There is an exercise that is mostly used as an Ice Breaker, where two strangers sit in front of each other, describe each other precisely and then fantasize about each others life.  Within the last week that the Indian collegues have come to Mannheim, this exercise has started to take up more and more workshop time and crept into leisure time, we find doing it in the tram and sometimes even missing the station. We have spent a week of getting to know each other, which happend while wokshopping, walking, changing hotels, dragging extremely big suitcases with saris all over the place, watching plays and swimming. Language does play a huge role – in the workshop and in the rest of our time. The actors Shrunga and Pallavi say “Danke” and “Leitungswasser” and in the workshop we listen to the actors speak in Kannada, Russian, Spanish, Swiss German, French, Kannadised English, Russian sign language and creative Bharat Natyamised Pantomime – as of today I know what jogging looks like in Bharat Natyam (a classical Indian dance form). Our German brains have worked hard on rythmical patterns called “Konokol” and we learned form Kirtana how to “konokol-rap” some weird & funky stuff today. Which brings us to the word “Scheisse” which the Germans do not agree on how bad the word actually is – while eating “Mannheimer Dreck” (a chocolate biscuit that wants to visually resemble a heap of scheisse!) in the evening, we heard the word on stage in the Schnawwl play “Risiko” at least five times. In the audience simoultaneous whispered translations af the whole play for our Indian friends, pissed of audience members changing seats. And then we do audio plays for each other in Kannada and German and later have a discussion on the phrase “I love you” and how overused it is, we tend to all agree on that. Language is not a problem anymore when we meet for real, it is music, a difference of beauty we feel after we read part of our play today (title not to be publsihed yet), simultaneously in Kannada, German and English.

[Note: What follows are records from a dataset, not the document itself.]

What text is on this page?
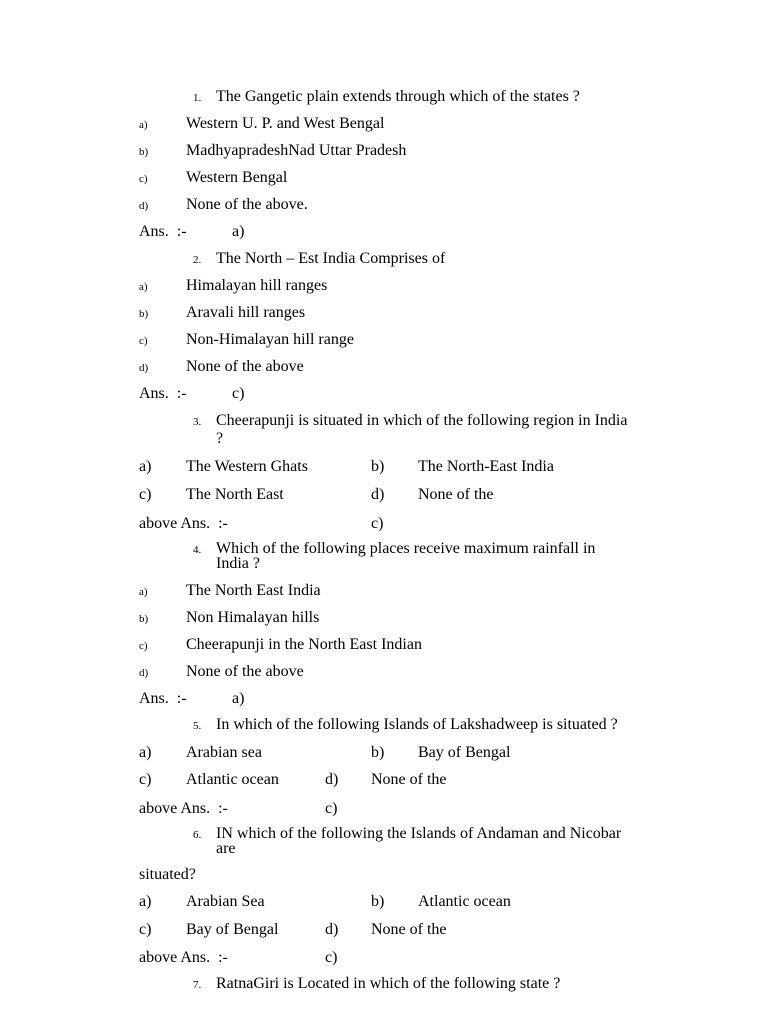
1. The Gangetic plain extends through which of the states ?
a) Western U. P. and West Bengal
b) MadhyapradeshNad Uttar Pradesh
c) Western Bengal
d) None of the above.
Ans.  :-	a)
2. The North – Est India Comprises of
a) Himalayan hill ranges
b) Aravali hill ranges
c) Non-Himalayan hill range
d) None of the above
Ans.  :-	c)
3. Cheerapunji is situated in which of the following region in India
?
a) The Western Ghats	b) The North-East India
c) The North East	d) None of the
above Ans.  :-	c)
4. Which of the following places receive maximum rainfall in
India ?
a) The North East India
b) Non Himalayan hills
c) Cheerapunji in the North East Indian
d) None of the above
Ans.  :-	a)
5. In which of the following Islands of Lakshadweep is situated ?
a) Arabian sea	b) Bay of Bengal
c) Atlantic ocean	d) None of the
above Ans.  :-	c)
6. IN which of the following the Islands of Andaman and Nicobar
are
situated?
a) Arabian Sea	b) Atlantic ocean
c) Bay of Bengal	d) None of the
above Ans.  :-	c)
7. RatnaGiri is Located in which of the following state ?
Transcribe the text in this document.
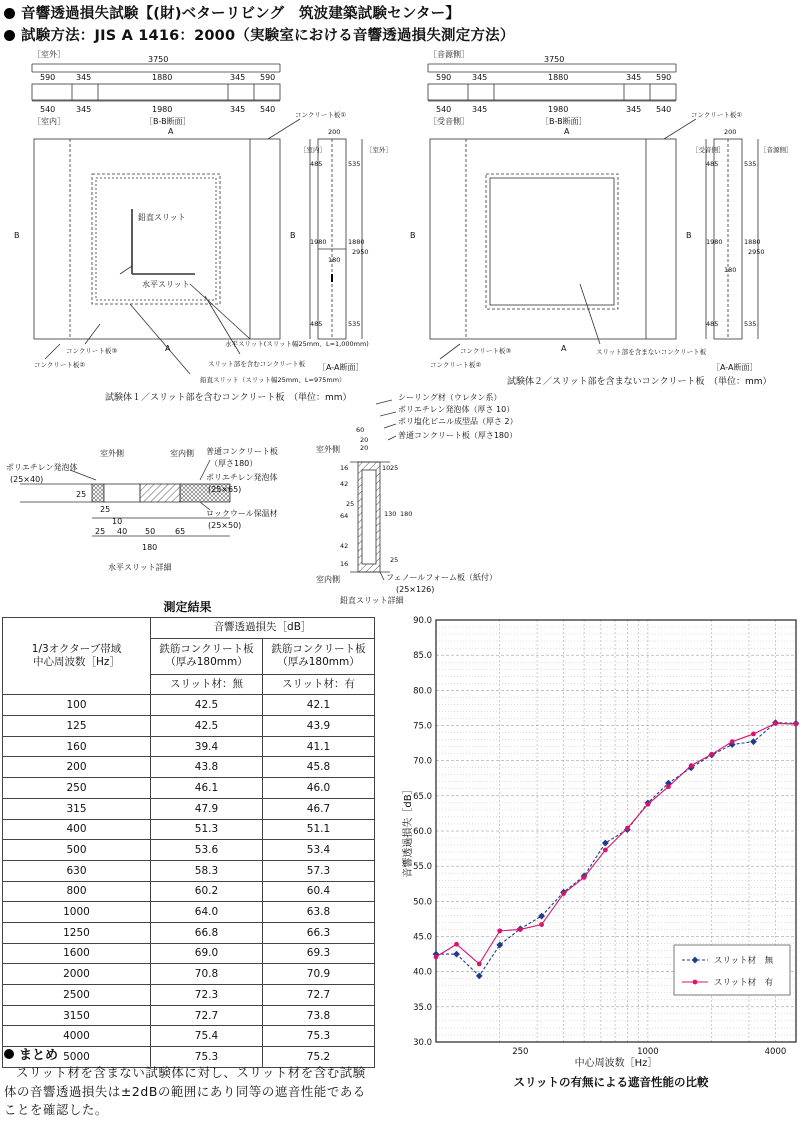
音響透過損失試験【(財)ベターリビング　筑波建築試験センター】
試験方法：JIS A 1416：2000（実験室における音響透過損失測定方法）
［室外］
3750
590	345	1880	345 590
540	345	1980	345 540
［室内］	［B-B断面］
A
B	B
A
コンクリート板①
鉛直スリット
水平スリット
水平スリット(スリット幅25mm、L=1,000mm)
スリット部を含むコンクリート板
鉛直スリット（スリット幅25mm、L=975mm）
コンクリート板③
コンクリート板②	［A-A断面］
［室内］	［室外］
200
535
1880
535
2950
485
1980
485
180
試験体１／スリット部を含むコンクリート板　（単位：mm）
［音源側］
3750
590	345	1880	345 590
540	345	1980	345 540
［受音側］	［B-B断面］
A
B	B
A
コンクリート板①
スリット部を含まないコンクリート板
コンクリート板③
コンクリート板②	［A-A断面］
［受音側］	［音源側］
200
535
1880
535
2950
485
1980
485
180
試験体２／スリット部を含まないコンクリート板　（単位：mm）
室外側	室内側
ポリエチレン発泡体
(25×40)
普通コンクリート板
（厚さ180）
ポリエチレン発泡体
(25×65)
ロックウール保温材
(25×50)
25
25
10
25 40 50 65
180
水平スリット詳細
シーリング材（ウレタン系）
ポリエチレン発泡体（厚さ 10）
ポリ塩化ビニル成型品（厚さ 2）
普通コンクリート板（厚さ180）
室外側
室内側
60
20
20
16
42
64
42
16
25
10 25
130 180
25
フェノールフォーム板（紙付）
(25×126)
鉛直スリット詳細
測定結果
1/3オクターブ帯域
中心周波数［Hz］	音響透過損失［dB］	
	鉄筋コンクリート板
（厚み180mm）	鉄筋コンクリート板
（厚み180mm）
	スリット材：無	スリット材：有
100	42.5	42.1
125	42.5	43.9
160	39.4	41.1
200	43.8	45.8
250	46.1	46.0
315	47.9	46.7
400	51.3	51.1
500	53.6	53.4
630	58.3	57.3
800	60.2	60.4
1000	64.0	63.8
1250	66.8	66.3
1600	69.0	69.3
2000	70.8	70.9
2500	72.3	72.7
3150	72.7	73.8
4000	75.4	75.3
5000	75.3	75.2
まとめ
スリット材を含まない試験体に対し、スリット材を含む試験体の音響透過損失は±2dBの範囲にあり同等の遮音性能であることを確認した。
30.0
35.0
40.0
45.0
50.0
55.0
60.0
65.0
70.0
75.0
80.0
85.0
90.0
250	1000	4000
中心周波数［Hz］
音響透過損失［dB］
スリットの有無による遮音性能の比較
スリット材　無
スリット材　有
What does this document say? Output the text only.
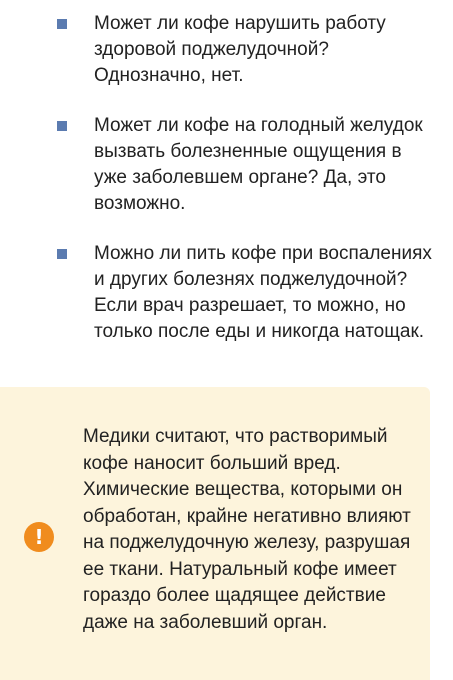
Может ли кофе нарушить работу здоровой поджелудочной? Однозначно, нет.
Может ли кофе на голодный желудок вызвать болезненные ощущения в уже заболевшем органе? Да, это возможно.
Можно ли пить кофе при воспалениях и других болезнях поджелудочной? Если врач разрешает, то можно, но только после еды и никогда натощак.
!

Медики считают, что растворимый кофе наносит больший вред. Химические вещества, которыми он обработан, крайне негативно влияют на поджелудочную железу, разрушая ее ткани. Натуральный кофе имеет гораздо более щадящее действие даже на заболевший орган.
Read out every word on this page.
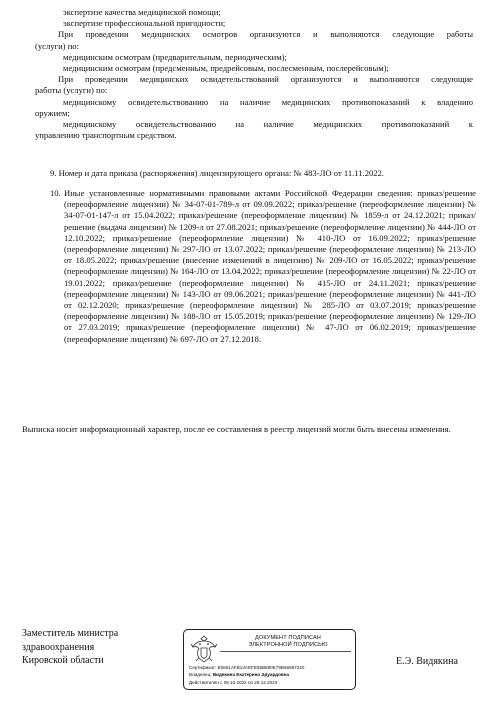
экспертизе качества медицинской помощи;
экспертизе профессиональной пригодности;
При проведении медицинских осмотров организуются и выполняются следующие работы
(услуги) по:
медицинским осмотрам (предварительным, периодическим);
медицинским осмотрам (предсменным, предрейсовым, послесменным, послерейсовым);
При проведении медицинских освидетельствований организуются и выполняются следующие
работы (услуги) по:
медицинскому освидетельствованию на наличие медицинских противопоказаний к владению
оружием;
медицинскому освидетельствованию на наличие медицинских противопоказаний к
управлению транспортным средством.
9. Номер и дата приказа (распоряжения) лицензирующего органа: № 483-ЛО от 11.11.2022.
10. Иные установленные нормативными правовыми актами Российской Федерации сведения: приказ/решение (переоформление лицензии) № 34-07-01-789-л от 09.09.2022; приказ/решение (переоформление лицензии) № 34-07-01-147-л от 15.04.2022; приказ/решение (переоформление лицензии) № 1859-л от 24.12.2021; приказ/решение (выдача лицензии) № 1209-л от 27.08.2021; приказ/решение (переоформление лицензии) № 444-ЛО от 12.10.2022; приказ/решение (переоформление лицензии) № 410-ЛО от 16.09.2022; приказ/решение (переоформление лицензии) № 297-ЛО от 13.07.2022; приказ/решение (переоформление лицензии) № 213-ЛО от 18.05.2022; приказ/решение (внесение изменений в лицензию) № 209-ЛО от 16.05.2022; приказ/решение (переоформление лицензии) № 164-ЛО от 13.04.2022; приказ/решение (переоформление лицензии) № 22-ЛО от 19.01.2022; приказ/решение (переоформление лицензии) № 415-ЛО от 24.11.2021; приказ/решение (переоформление лицензии) № 143-ЛО от 09.06.2021; приказ/решение (переоформление лицензии) № 441-ЛО от 02.12.2020; приказ/решение (переоформление лицензии) № 285-ЛО от 03.07.2019; приказ/решение (переоформление лицензии) № 188-ЛО от 15.05.2019; приказ/решение (переоформление лицензии) № 129-ЛО от 27.03.2019; приказ/решение (переоформление лицензии) № 47-ЛО от 06.02.2019; приказ/решение (переоформление лицензии) № 697-ЛО от 27.12.2018.
Выписка носит информационный характер, после ее составления в реестр лицензий могли быть внесены изменения.
Заместитель министра
здравоохранения
Кировской области
ДОКУМЕНТ ПОДПИСАН
ЭЛЕКТРОННОЙ ПОДПИСЬЮ
Сертификат: E0661AFB13AEFE55B680E79B66597240
Владелец: Видякина Екатерина Эдуардовна
Действителен с 05.10.2022 по 29.12.2023
Е.Э. Видякина
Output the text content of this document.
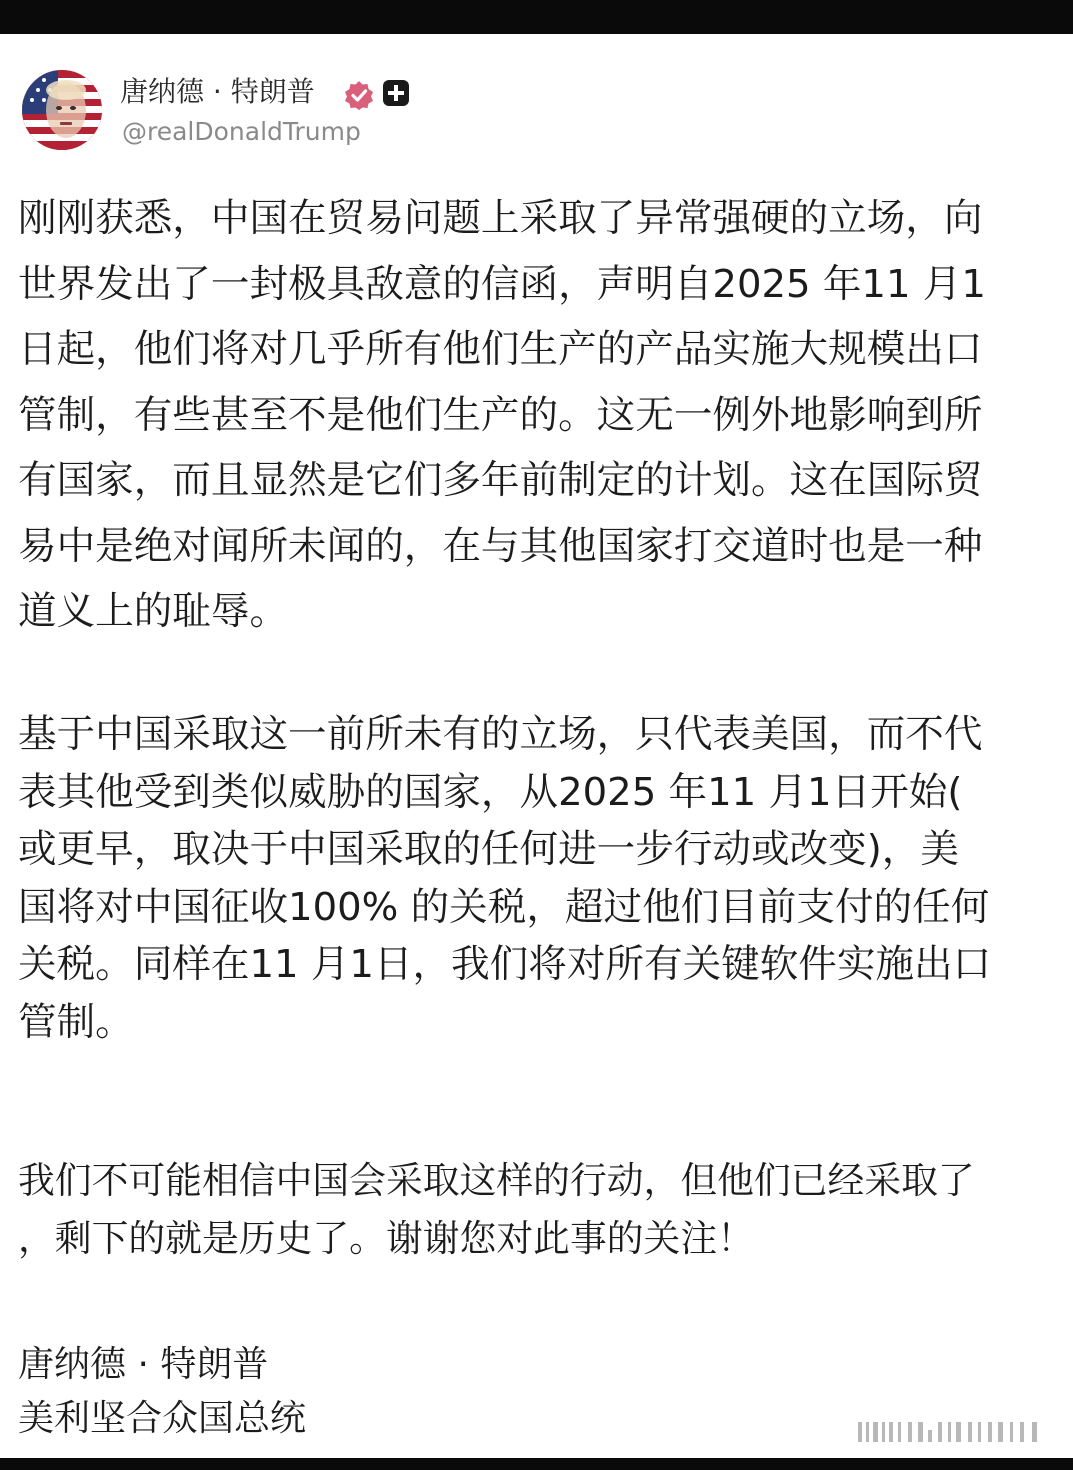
唐纳德 · 特朗普
@realDonaldTrump
刚刚获悉，中国在贸易问题上采取了异常强硬的立场，向
世界发出了一封极具敌意的信函，声明自2025 年11 月1
日起，他们将对几乎所有他们生产的产品实施大规模出口
管制，有些甚至不是他们生产的。这无一例外地影响到所
有国家，而且显然是它们多年前制定的计划。这在国际贸
易中是绝对闻所未闻的，在与其他国家打交道时也是一种
道义上的耻辱。
基于中国采取这一前所未有的立场，只代表美国，而不代
表其他受到类似威胁的国家，从2025 年11 月1日开始(
或更早，取决于中国采取的任何进一步行动或改变)，美
国将对中国征收100% 的关税，超过他们目前支付的任何
关税。同样在11 月1日，我们将对所有关键软件实施出口
管制。
我们不可能相信中国会采取这样的行动，但他们已经采取了
，剩下的就是历史了。谢谢您对此事的关注！
唐纳德 · 特朗普
美利坚合众国总统
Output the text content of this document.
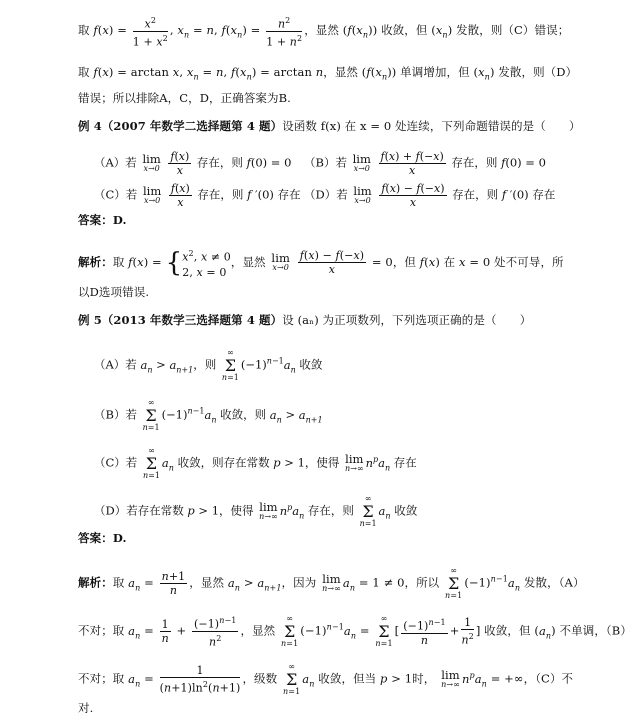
取 $f(x) = \frac{x^2}{1 + x^2}$ , $x_n = n$, $f(x_n) = \frac{n^2}{1 + n^2}$ ，显然 $(f(x_n))$ 收敛，但 $(x_n)$ 发散，则（C）错误；
取 f(x) = arctan x, $x_n = n$, $f(x_n) = \arctan n$，显然 $(f(x_n))$ 单调增加，但 $(x_n)$ 发散，则（D）
错误；所以排除A，C，D，正确答案为B.
例 4（2007 年数学二选择题第 4 题）设函数 f(x) 在 x = 0 处连续，下列命题错误的是（　　）
（A）若 lim
x→0
$\frac{f(x)}{x}$ 存在，则 f(0) = 0 （B）若 lim
x→0
$\frac{f(x) + f(-x)}{x}$ 存在，则 f(0) = 0
（C）若 lim
x→0
$\frac{f(x)}{x}$ 存在，则 f ′(0) 存在 （D）若 lim
x→0
$\frac{f(x) - f(-x)}{x}$ 存在，则 f ′(0) 存在
答案：D.
解析：取 $f(x) = \{x^2$, x ≠ 0
2, x = 0，显然 lim
x→0
$\frac{f(x) - f(-x)}{x} = 0$，但 f(x) 在 x = 0 处不可导，所
以D选项错误.
例 5（2013 年数学三选择题第 4 题）设 (aₙ) 为正项数列，下列选项正确的是（　　）
（A）若 $a_n > a_{n+1}$，则
∞
Σ
n=1
$(-1)^{n-1}a_n$ 收敛
（B）若
∞
Σ
n=1
$(-1)^{n-1}a_n$ 收敛，则 $a_n > a_{n+1}$
（C）若
∞
Σ
n=1
$a_n$ 收敛，则存在常数 p > 1，使得 lim
n→∞ $n^pa_n$ 存在
（D）若存在常数 p > 1，使得 lim
n→∞ $n^pa_n$ 存在，则
∞
Σ
n=1
$a_n$ 收敛
答案：D.
解析：取 $a_n = \frac{n+1}{n}$ ，显然 $a_n > a_{n+1}$，因为 lim
n→∞ $a_n = 1 \ne 0$，所以
∞
Σ
n=1
$(-1)^{n-1}a_n$ 发散，（A）
不对；取 $a_n = \frac{1}{n} + \frac{(-1)^{n-1}}{n^2}$ ，显然
∞
Σ
n=1
$(-1)^{n-1}a_n$ =
∞
Σ
n=1
[ $\frac{(-1)^{n-1}}{n} + \frac{1}{n^2}$ ] 收敛，但 $(a_n)$ 不单调，（B）
不对；取 $a_n = \frac{1}{(n+1)\ln^2(n+1)}$ ，级数
∞
Σ
n=1
$a_n$ 收敛，但当 p > 1时， lim
n→∞ $n^pa_n$ = +∞，（C）不
对.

We can talk and talk and we do – but the artistic director of Rangashankara, Arundhati Nag, says “I know you when I eat what you eat” and so she comes fresh from the plane directly into Sandra’s small kitchen where she spends the next five hours cooking for 50 people with her manager Gaythri and young German volunteers who heroically dissect the first chickens of thier lives. We all – who cooked – wonder how we will ever get that garlicgingeronion (yes I am randomly connecting several nouns into one word, as Germans do) smell of our skin, which becomes an issue two days later, after attentding a party in Casino. We all smell like ashtrays, which is not such a big problem if you are German and have short hair but if you have long Indian hair, to get rid of that smell is quite a task. But on friday we smell like new born babies because we ditched Verdi for the swimming pool where the actors Pallavi and Shrunga learned the breast stroke and freestyle breathing in just two hours. Pure water talent in action. With wrinkeld skin and burning eyes and very content with life we sleep like logs, while the washing machine works hard on our ashtrayed gingered garlicy workshop-sweaty clothes.

A footnote on food – on the second day in a workshop exercise we discover, that almost all of us love good food and so we have to mention that excellent Black Forest Cake we all had in the castle restaurant of beautiful Heidelberg. We know each other quite a bit better now. Currently we are all visiting the festival Schöne Aussicht in Stuttgart.